By late morning it had recovered and was last up 0.1% at
92.914.
The euro EUR= climbed to its highest against the dollar
since May 2018 before giving up its gains. It was last down 0.2%
at $1.18430.
That weak dollar, strong euro trend is set to continue into
next year, a Reuters poll showed, on expectations the U.S.
economic recovery is flagging, especially compared with Europe.
STEADY
The British pound GBP=D3 rose to a five-month high against
the dollar after the Bank of England left interest rates at 0.1%
and warned about possible risks from taking rates below zero.
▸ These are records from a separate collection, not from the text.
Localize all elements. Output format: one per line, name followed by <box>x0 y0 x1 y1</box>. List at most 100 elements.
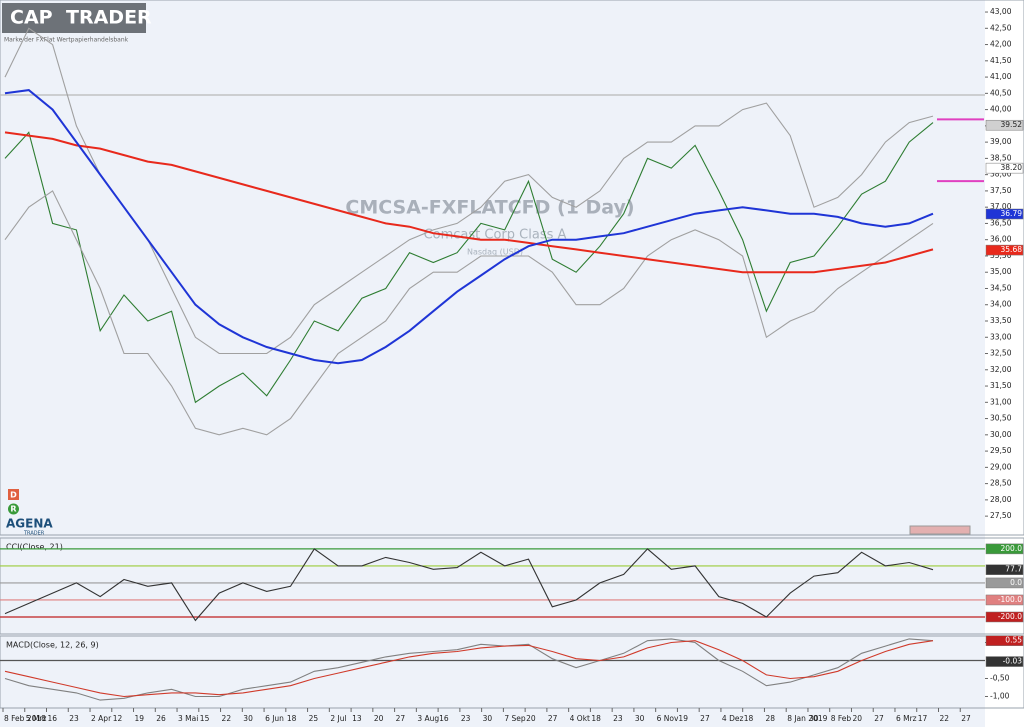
x-tick-label: 5 Mrz <box>26 714 47 723</box>
y-tick-label: 36,50 <box>990 218 1012 227</box>
panel-frame <box>0 635 1024 709</box>
y-tick-label: 37,50 <box>990 186 1012 195</box>
y-tick-label: 41,50 <box>990 56 1012 65</box>
x-tick-label: 6 Jun <box>265 714 284 723</box>
x-tick-label: 25 <box>309 714 319 723</box>
y-tick-label: 34,50 <box>990 283 1012 292</box>
x-tick-label: 23 <box>461 714 471 723</box>
x-tick-label: 27 <box>396 714 406 723</box>
logo-box <box>2 3 146 33</box>
y-tick-label: 38,50 <box>990 153 1012 162</box>
x-tick-label: 17 <box>918 714 928 723</box>
y-tick-label: 40,50 <box>990 88 1012 97</box>
axis-marker-label: -100.0 <box>998 595 1022 604</box>
y-tick-label: 31,00 <box>990 397 1012 406</box>
x-tick-label: 26 <box>156 714 166 723</box>
x-tick-label: 27 <box>874 714 884 723</box>
x-tick-label: 30 <box>809 714 819 723</box>
y-tick-label: 30,50 <box>990 414 1012 423</box>
x-tick-label: 16 <box>48 714 58 723</box>
y-tick-label: 29,50 <box>990 446 1012 455</box>
x-tick-label: 27 <box>961 714 971 723</box>
axis-marker-label: 39.52 <box>1001 120 1023 129</box>
y-tick-label: 41,00 <box>990 72 1012 81</box>
agena-sub: TRADER <box>23 531 45 537</box>
scrollbar[interactable] <box>909 525 971 535</box>
y-tick-label: 30,00 <box>990 430 1012 439</box>
x-tick-label: 19 <box>135 714 145 723</box>
x-tick-label: 8 Feb 2018 <box>4 714 46 723</box>
x-tick-label: 12 <box>113 714 123 723</box>
axis-marker <box>985 594 1024 606</box>
series-line <box>4 131 934 274</box>
axis-marker <box>985 656 1024 667</box>
series-line <box>4 548 934 622</box>
icon-r[interactable]: R <box>10 505 16 514</box>
y-tick-label: 33,50 <box>990 316 1012 325</box>
y-tick-label: 40,00 <box>990 105 1012 114</box>
y-tick-label: 39,00 <box>990 137 1012 146</box>
x-tick-label: 4 Dez <box>722 714 744 723</box>
icon-d-box[interactable] <box>8 489 19 500</box>
x-tick-label: 13 <box>352 714 362 723</box>
logo-right: TRADER <box>66 7 152 29</box>
x-tick-label: 30 <box>635 714 645 723</box>
x-tick-label: 16 <box>439 714 449 723</box>
x-tick-label: 30 <box>483 714 493 723</box>
y-tick-label: 38,00 <box>990 170 1012 179</box>
x-tick-label: 6 Nov <box>657 714 679 723</box>
x-tick-label: 18 <box>744 714 754 723</box>
watermark-note: Nasdaq (USD) <box>467 248 523 257</box>
y-tick-label: 32,00 <box>990 365 1012 374</box>
axis-marker-label: 36.79 <box>1001 209 1023 218</box>
x-tick-label: 18 <box>591 714 601 723</box>
tagline: Marke der FXFlat Wertpapierhandelsbank <box>4 37 129 44</box>
series-line <box>4 89 934 365</box>
x-tick-label: 27 <box>548 714 558 723</box>
x-tick-label: 20 <box>374 714 384 723</box>
y-tick-label: 43,00 <box>990 7 1012 16</box>
watermark-title: CMCSA-FXFLATCFD (1 Day) <box>345 197 634 219</box>
x-tick-label: 15 <box>200 714 210 723</box>
x-tick-label: 30 <box>243 714 253 723</box>
x-tick-label: 23 <box>613 714 623 723</box>
x-tick-label: 8 Feb <box>831 714 852 723</box>
x-tick-label: 3 Aug <box>417 714 439 723</box>
icon-r-circle[interactable] <box>8 503 19 515</box>
axis-marker <box>985 208 1024 220</box>
axis-marker-label: -200.0 <box>998 612 1022 621</box>
axis-marker-label: 77.7 <box>1005 565 1022 574</box>
axis-marker <box>985 564 1024 575</box>
y-tick-label: 31,50 <box>990 381 1012 390</box>
x-tick-label: 3 Mai <box>178 714 198 723</box>
plot-background <box>0 0 985 727</box>
axis-marker <box>985 543 1024 555</box>
y-tick-label: 42,50 <box>990 23 1012 32</box>
panel-title: MACD(Close, 12, 26, 9) <box>6 641 99 650</box>
x-tick-label: 2 Jul <box>330 714 346 723</box>
axis-marker <box>985 611 1024 623</box>
y-tick-label: 32,50 <box>990 349 1012 358</box>
icon-d[interactable]: D <box>10 491 17 500</box>
x-tick-label: 28 <box>765 714 775 723</box>
axis-marker <box>985 635 1024 646</box>
axis-marker-label: 0.0 <box>1010 578 1022 587</box>
x-tick-label: 20 <box>852 714 862 723</box>
y-tick-label: 35,50 <box>990 251 1012 260</box>
series-line <box>4 640 934 698</box>
axis-marker <box>985 244 1024 256</box>
axis-marker-label: -0.03 <box>1003 657 1023 666</box>
axis-marker <box>985 577 1024 589</box>
series-line <box>4 638 934 701</box>
y-tick-label: 29,00 <box>990 462 1012 471</box>
panel-frame <box>0 0 1024 536</box>
x-tick-label: 20 <box>526 714 536 723</box>
panel-frame <box>0 537 1024 635</box>
x-tick-label: 6 Mrz <box>896 714 917 723</box>
x-tick-label: 8 Jan 2019 <box>787 714 827 723</box>
y-tick-label: -0,50 <box>990 673 1010 682</box>
axis-marker <box>985 162 1024 174</box>
x-tick-label: 4 Okt <box>570 714 590 723</box>
y-tick-label: 37,00 <box>990 202 1012 211</box>
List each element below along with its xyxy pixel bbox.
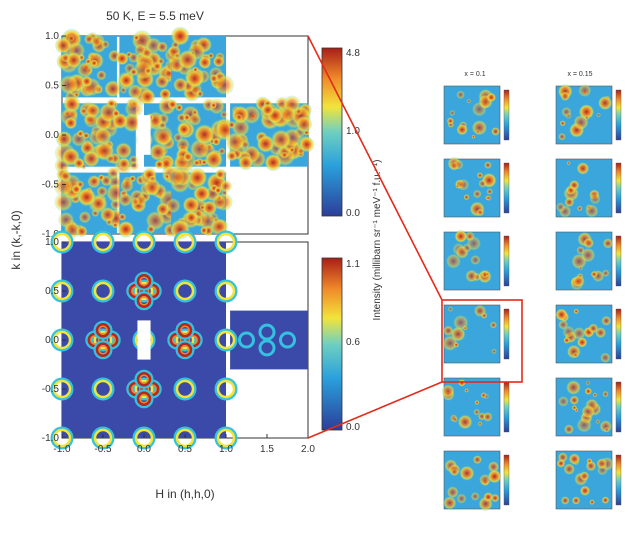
x-tick-label: 1.5: [260, 444, 274, 455]
y-axis-label: k in (k,-k,0): [9, 210, 23, 269]
bottom-ring: [173, 328, 197, 352]
bottom-colorbar-min: 0.0: [346, 422, 360, 433]
bottom-colorbar-mid: 0.6: [346, 337, 360, 348]
zoom-line-bottom: [307, 381, 443, 439]
bottom-ring: [50, 328, 74, 352]
bottom-ring: [214, 230, 238, 254]
y-tick-label: 1.0: [45, 237, 59, 248]
top-tile: [54, 28, 122, 104]
small-panel: [443, 85, 510, 145]
small-panel: [443, 156, 510, 218]
small-panel: [441, 377, 510, 437]
small-panel: [555, 83, 622, 145]
bottom-ring: [132, 426, 156, 450]
small-panel: [442, 450, 510, 512]
y-tick-label: 1.0: [45, 31, 59, 42]
top-panel-title: 50 K, E = 5.5 meV: [106, 9, 204, 23]
bottom-ring: [50, 377, 74, 401]
bottom-ring: [91, 328, 115, 352]
x-tick-label: -0.5: [94, 444, 112, 455]
small-panel: [555, 231, 622, 291]
top-center-gap: [137, 115, 151, 155]
top-colorbar: [321, 47, 343, 217]
colorbar-label: Intensity (millibarn sr⁻¹ meV⁻¹ f.u.⁻¹): [372, 160, 383, 321]
bottom-ring: [214, 426, 238, 450]
y-tick-label: 0.0: [45, 335, 59, 346]
bottom-ring: [134, 271, 154, 291]
small-grid: [441, 83, 622, 512]
bottom-ring: [91, 377, 115, 401]
top-tile: [225, 95, 315, 172]
small-panel: [555, 158, 622, 218]
highlight-box: [441, 299, 523, 383]
bottom-ring: [134, 291, 154, 311]
bottom-colorbar: [321, 257, 343, 431]
bottom-ring: [214, 377, 238, 401]
x-tick-label: 2.0: [301, 444, 315, 455]
y-tick-label: -0.5: [42, 384, 60, 395]
top-tile: [54, 95, 144, 175]
bottom-ext-ring: [279, 331, 296, 349]
top-colorbar-mid: 1.0: [346, 126, 360, 137]
bottom-ring: [91, 426, 115, 450]
x-tick-label: 1.0: [219, 444, 233, 455]
bottom-ring: [50, 426, 74, 450]
y-tick-label: 0.5: [45, 286, 59, 297]
bottom-ring: [132, 279, 156, 303]
bottom-ring: [175, 320, 195, 340]
small-col-label-1: x = 0.1: [464, 71, 485, 78]
bottom-ring: [91, 230, 115, 254]
bottom-ring: [134, 369, 154, 389]
bottom-colorbar-max: 1.1: [346, 259, 360, 270]
bottom-ring: [175, 340, 195, 360]
x-tick-label: 0.0: [137, 444, 151, 455]
top-tile: [165, 167, 234, 240]
x-tick-label: -1.0: [53, 444, 71, 455]
x-tick-label: 0.5: [178, 444, 192, 455]
bottom-ring: [173, 377, 197, 401]
small-panel: [555, 304, 622, 364]
top-colorbar-max: 4.8: [346, 48, 360, 59]
top-colorbar-min: 0.0: [346, 208, 360, 219]
bottom-ext-ring: [258, 323, 276, 341]
bottom-ring: [93, 320, 113, 340]
zoom-line-top: [307, 35, 443, 301]
bottom-ring: [132, 377, 156, 401]
small-panel: [555, 450, 622, 510]
bottom-ring: [91, 279, 115, 303]
top-tile: [117, 165, 181, 238]
bottom-ring: [214, 328, 238, 352]
small-panel: [442, 304, 510, 364]
top-tile: [164, 26, 235, 102]
bottom-ext-ring: [258, 339, 276, 357]
top-heatmap: [53, 26, 315, 240]
y-tick-label: 0.5: [45, 81, 59, 92]
y-tick-label: 0.0: [45, 130, 59, 141]
bottom-x-ticks: -1.0 -0.5 0.0 0.5 1.0 1.5 2.0: [53, 434, 315, 455]
bottom-ring: [132, 230, 156, 254]
bottom-center-gap: [137, 320, 151, 360]
small-col-label-2: x = 0.15: [567, 71, 592, 78]
bottom-ext-ring: [238, 331, 255, 349]
bottom-ring: [50, 230, 74, 254]
y-tick-label: -0.5: [42, 180, 60, 191]
bottom-y-ticks: 1.0 0.5 0.0 -0.5 -1.0: [42, 237, 66, 444]
small-panel: [443, 229, 510, 291]
bottom-heatmap: [50, 230, 308, 450]
bottom-ring: [134, 389, 154, 409]
bottom-ring: [173, 230, 197, 254]
small-panel: [555, 377, 622, 437]
bottom-ring: [50, 279, 74, 303]
bottom-ring: [93, 340, 113, 360]
bottom-ring: [214, 279, 238, 303]
y-tick-label: -1.0: [42, 229, 60, 240]
top-tile: [53, 166, 127, 239]
bottom-ring: [173, 426, 197, 450]
x-axis-label: H in (h,h,0): [155, 487, 214, 501]
y-tick-label: -1.0: [42, 433, 60, 444]
bottom-ring: [173, 279, 197, 303]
Negative rates "are part of our toolbox ... But at the
moment we do not have a plan to use them," Bank of England
Governor Andrew Bailey told reporters.
The BOE offered less grim predictions on unemployment and
GDP contraction than it had in May, but it said the British
economy would not recover to its end-2019 size until the end of
next year. In May, it had said that milestone would be reached
during the second half of 2021. "More important for pound performance in the near-term were
the BoE's comments on the likelihood of further policy easing
later this year," analysts at MUFG wrote. "The comments did not
send a strong signal that the BoE is moving closer to adopting
negative rates.
Sterling was last up 0.4% at $1.3170.